Re: [PATCH RESEND] userfaultfd: snapshot VMA state across UFFDIO_COPY retry

Linux-mm Archive on lore.kernel.org
 help / color / mirror / Atom feed

From: Lorenzo Stoakes <ljs@kernel.org>
To: Mike Rapoport <rppt@kernel.org>
Cc: Andrew Morton <akpm@linux-foundation.org>,
	 David Carlier <devnexen@gmail.com>,
	David Hildenbrand <david@kernel.org>,
	 Heechan Kang <gganji11@naver.com>,
	"Liam R. Howlett" <liam@infradead.org>,
	 Michael Bommarito <michael.bommarito@gmail.com>,
	Peter Xu <peterx@redhat.com>,
	linux-mm@kvack.org,  linux-kernel@vger.kernel.org
Subject: Re: [PATCH RESEND] userfaultfd: snapshot VMA state across UFFDIO_COPY retry
Date: Tue, 26 May 2026 16:12:56 +0100	[thread overview]
Message-ID: <ahWh7jsmLfY5awPR@lucifer> (raw)
In-Reply-To: <20260519052516.3315196-1-rppt@kernel.org>

On Tue, May 19, 2026 at 08:25:16AM +0300, Mike Rapoport wrote:
> From: "Mike Rapoport (Microsoft)" <rppt@kernel.org>
>
> mfill_copy_folio_retry() drops the VMA lock for copy_from_user() and
> reacquires it afterwards. The destination VMA can be replaced during that
> window.
>
> The existing check compares vma_uffd_ops() before and after the retry, but
> if a shmem VMA with MAP_SHARED is replaced with a shmem VMA with
> MAP_PRIVATE (or vice versa) the replacement goes undetected.
>
> The change from MAP_PRIVATE to MAP_SHARED will treat the folio allocated
> with shmem_alloc_folio() as anonymous and this will cause BUG() when
> mfill_atomic_install_pte() will try to folio_add_new_anon_rmap().
>
> The change from MAP_SHARED to MAP_PRIVATE allows injection of folios into
> the page cache of the original VMA.

OK this seems like a sensible subset of things to check - we are looking to
check what might materially impact _this particular operation_, and working
to the absolute minimum we need to check.

>
> Introduce helpers for more comprehensive comparison of VMA state:
> - vma_snapshot_get() to save the relevant VMA state into a struct
>   vma_snapshot (original uffd_ops, actual uffd_ops, relevant VMA flags,
>   vm_file and pgoff) before dropping the lock
> - vma_snapshot_changed() to compare the saved state with the state of the
>   VMA acquired after retaking the locks
> - vma_snapshot_put() to release vm_file pinning.
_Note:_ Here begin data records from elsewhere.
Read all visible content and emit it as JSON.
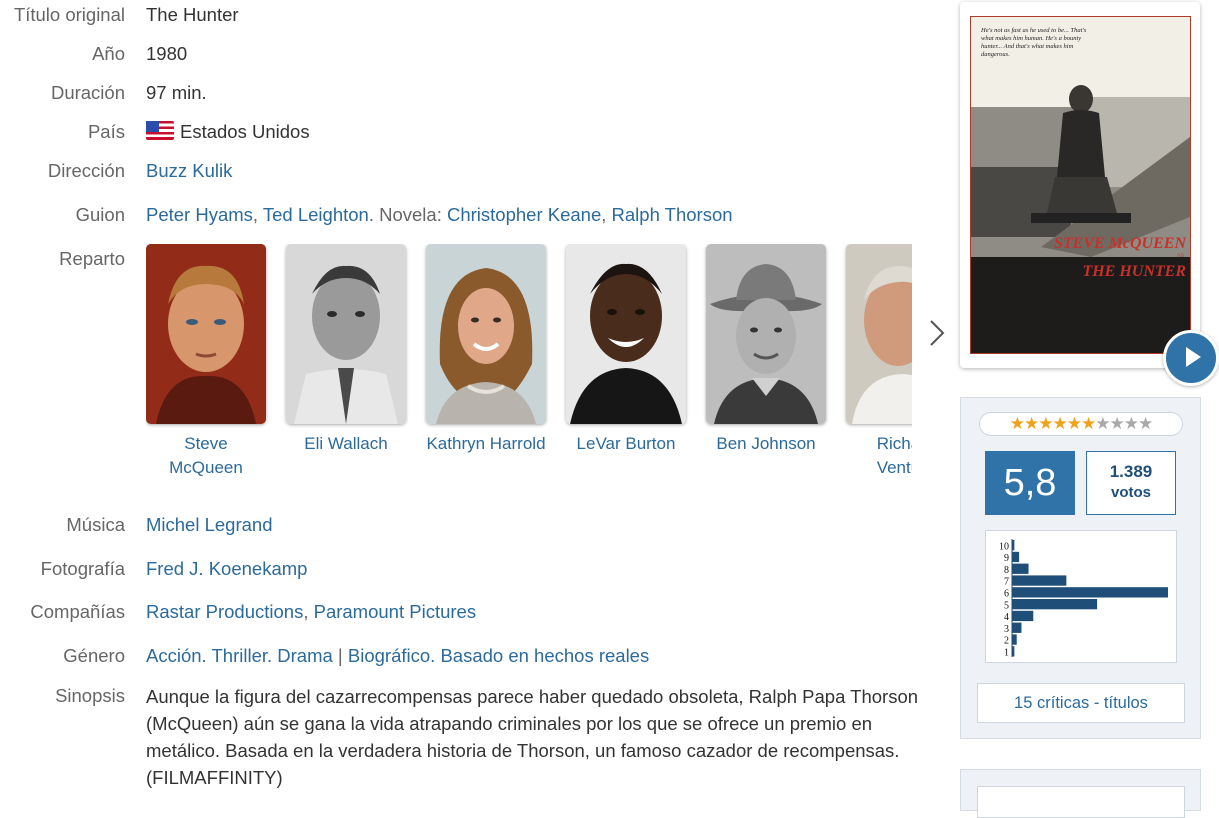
{
  "fields": {
    "titulo": {
      "label": "Título original",
      "value": "The Hunter"
    },
    "anio": {
      "label": "Año",
      "value": "1980"
    },
    "duracion": {
      "label": "Duración",
      "value": "97 min."
    },
    "pais": {
      "label": "País",
      "value": "Estados Unidos"
    },
    "direccion": {
      "label": "Dirección",
      "value": "Buzz Kulik"
    },
    "guion": {
      "label": "Guion",
      "writers": [
        "Peter Hyams",
        "Ted Leighton"
      ],
      "novel_prefix": ". Novela: ",
      "novelists": [
        "Christopher Keane",
        "Ralph Thorson"
      ],
      "comma": ", "
    },
    "reparto": {
      "label": "Reparto"
    },
    "musica": {
      "label": "Música",
      "value": "Michel Legrand"
    },
    "fotografia": {
      "label": "Fotografía",
      "value": "Fred J. Koenekamp"
    },
    "companias": {
      "label": "Compañías",
      "items": [
        "Rastar Productions",
        "Paramount Pictures"
      ],
      "comma": ", "
    },
    "genero": {
      "label": "Género",
      "items": [
        "Acción",
        "Thriller",
        "Drama",
        "Biográfico",
        "Basado en hechos reales"
      ],
      "dot": ". ",
      "pipe": " | "
    },
    "sinopsis": {
      "label": "Sinopsis",
      "value": "Aunque la figura del cazarrecompensas parece haber quedado obsoleta, Ralph Papa Thorson (McQueen) aún se gana la vida atrapando criminales por los que se ofrece un premio en metálico. Basada en la verdadera historia de Thorson, un famoso cazador de recompensas. (FILMAFFINITY)"
    }
  },
  "cast": [
    {
      "name": "Steve McQueen"
    },
    {
      "name": "Eli Wallach"
    },
    {
      "name": "Kathryn Harrold"
    },
    {
      "name": "LeVar Burton"
    },
    {
      "name": "Ben Johnson"
    },
    {
      "name": "Richard Venture"
    }
  ],
  "cast_next_icon": "chevron-right-icon",
  "poster": {
    "tagline": "He's not as fast as he used to be... That's what makes him human. He's a bounty hunter... And that's what makes him dangerous.",
    "star_line": "STEVE McQUEEN",
    "as_line": "AS",
    "title_line": "THE HUNTER",
    "play_icon": "play-icon"
  },
  "rating": {
    "score": "5,8",
    "votes_count": "1.389",
    "votes_label": "votos",
    "stars_filled": 6,
    "stars_total": 10,
    "critics_link": "15 críticas - títulos",
    "histogram": {
      "labels": [
        "10",
        "9",
        "8",
        "7",
        "6",
        "5",
        "4",
        "3",
        "2",
        "1"
      ],
      "values": [
        1,
        3,
        7,
        23,
        66,
        36,
        9,
        4,
        2,
        1
      ]
    }
  },
  "colors": {
    "link": "#2b6a9b",
    "score_bg": "#2f73a8",
    "star_on": "#f0a21a"
  }
}
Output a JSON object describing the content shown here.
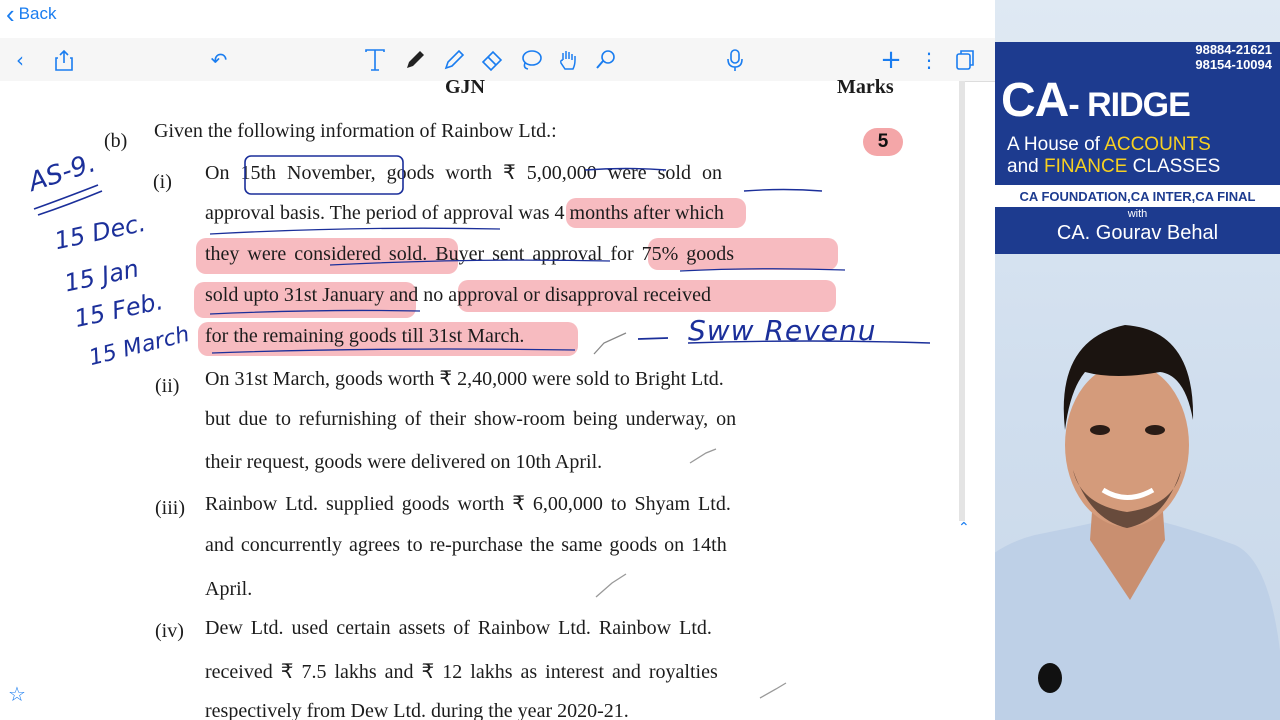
{
  "nav": {
    "back_label": "Back"
  },
  "toolbar": {
    "icons": [
      "chevron-left-icon",
      "share-icon",
      "undo-icon",
      "text-tool-icon",
      "pen-icon",
      "highlighter-icon",
      "eraser-icon",
      "lasso-icon",
      "hand-icon",
      "shape-icon",
      "microphone-icon",
      "add-icon",
      "more-icon",
      "pages-icon"
    ]
  },
  "document": {
    "header_left": "GJN",
    "header_right": "Marks",
    "marks": "5",
    "question_label": "(b)",
    "question_text": "Given the following information of Rainbow Ltd.:",
    "items": [
      {
        "num": "(i)",
        "lines": [
          "On 15th November, goods worth ₹ 5,00,000 were sold on",
          "approval basis. The period of approval was 4 months after which",
          "they were considered sold. Buyer sent approval for 75% goods",
          "sold upto 31st January and no approval or disapproval received",
          "for the remaining goods till 31st March."
        ]
      },
      {
        "num": "(ii)",
        "lines": [
          "On 31st March, goods worth ₹ 2,40,000 were sold to Bright Ltd.",
          "but due to refurnishing of their show-room being underway, on",
          "their request, goods were delivered on 10th April."
        ]
      },
      {
        "num": "(iii)",
        "lines": [
          "Rainbow Ltd. supplied goods worth ₹ 6,00,000 to Shyam Ltd.",
          "and concurrently agrees to re-purchase the same goods on 14th",
          "April."
        ]
      },
      {
        "num": "(iv)",
        "lines": [
          "Dew Ltd. used certain assets of Rainbow Ltd. Rainbow Ltd.",
          "received ₹ 7.5 lakhs and ₹ 12 lakhs as interest and royalties",
          "respectively from Dew Ltd. during the year 2020-21."
        ]
      }
    ]
  },
  "handwriting": {
    "as9": "AS-9.",
    "d1": "15 Dec.",
    "d2": "15 Jan",
    "d3": "15 Feb.",
    "d4": "15 March",
    "revenue": "Sww Revenu"
  },
  "brand": {
    "phone1": "98884-21621",
    "phone2": "98154-10094",
    "name_main": "CA",
    "name_rest": "- RIDGE",
    "tagline1_pre": "A House of ",
    "tagline1_hl": "ACCOUNTS",
    "tagline2_pre": "and ",
    "tagline2_hl": "FINANCE",
    "tagline2_post": " CLASSES",
    "courses": "CA FOUNDATION,CA INTER,CA FINAL",
    "with": "with",
    "teacher": "CA. Gourav Behal"
  },
  "colors": {
    "accent": "#1a7df0",
    "highlight": "#f07882",
    "ink": "#1b2f9a",
    "banner": "#1d3b8f"
  }
}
I feel like this is possibly a little misleading, it sort of implies that
this is a broader kind of snapshot rather than some uffd-specific thing.

This is more of a naming thing, yes things being defined in
mm/userfaultfd.c tells you it's uffd-specific, but people are easily
confused by stuff like this.

Will comment inline.

>
> Use DEFINE_FREE() cleanup to wrap vma_snapshot_put() to avoid complicating
> error handling paths in mfill_copy_folio_retry().

That's nice!

>
> Add vma_uffd_copy_ops() to avoid code duplication when original ops of
> shmem VMA with MAP_PRIVATE are replaced with anon_uffd_ops.

I think this is a bit overly brief. And is it only shmem where this might
happen? Is MAP_PRIVATE hugetlbfs not also possible?

>
> Fixes: 292411fda25b ("mm/userfaultfd: detect VMA type change after copy retry in mfill_copy_folio_retry()")
> Fixes: 6ab703034f14 ("userfaultfd: mfill_atomic(): remove retry logic")

Hmm this is the second multiple-fixes patch I've seen, maybe that is OK to
do :) I guess if this one, indivisble change fixes both then that's valid.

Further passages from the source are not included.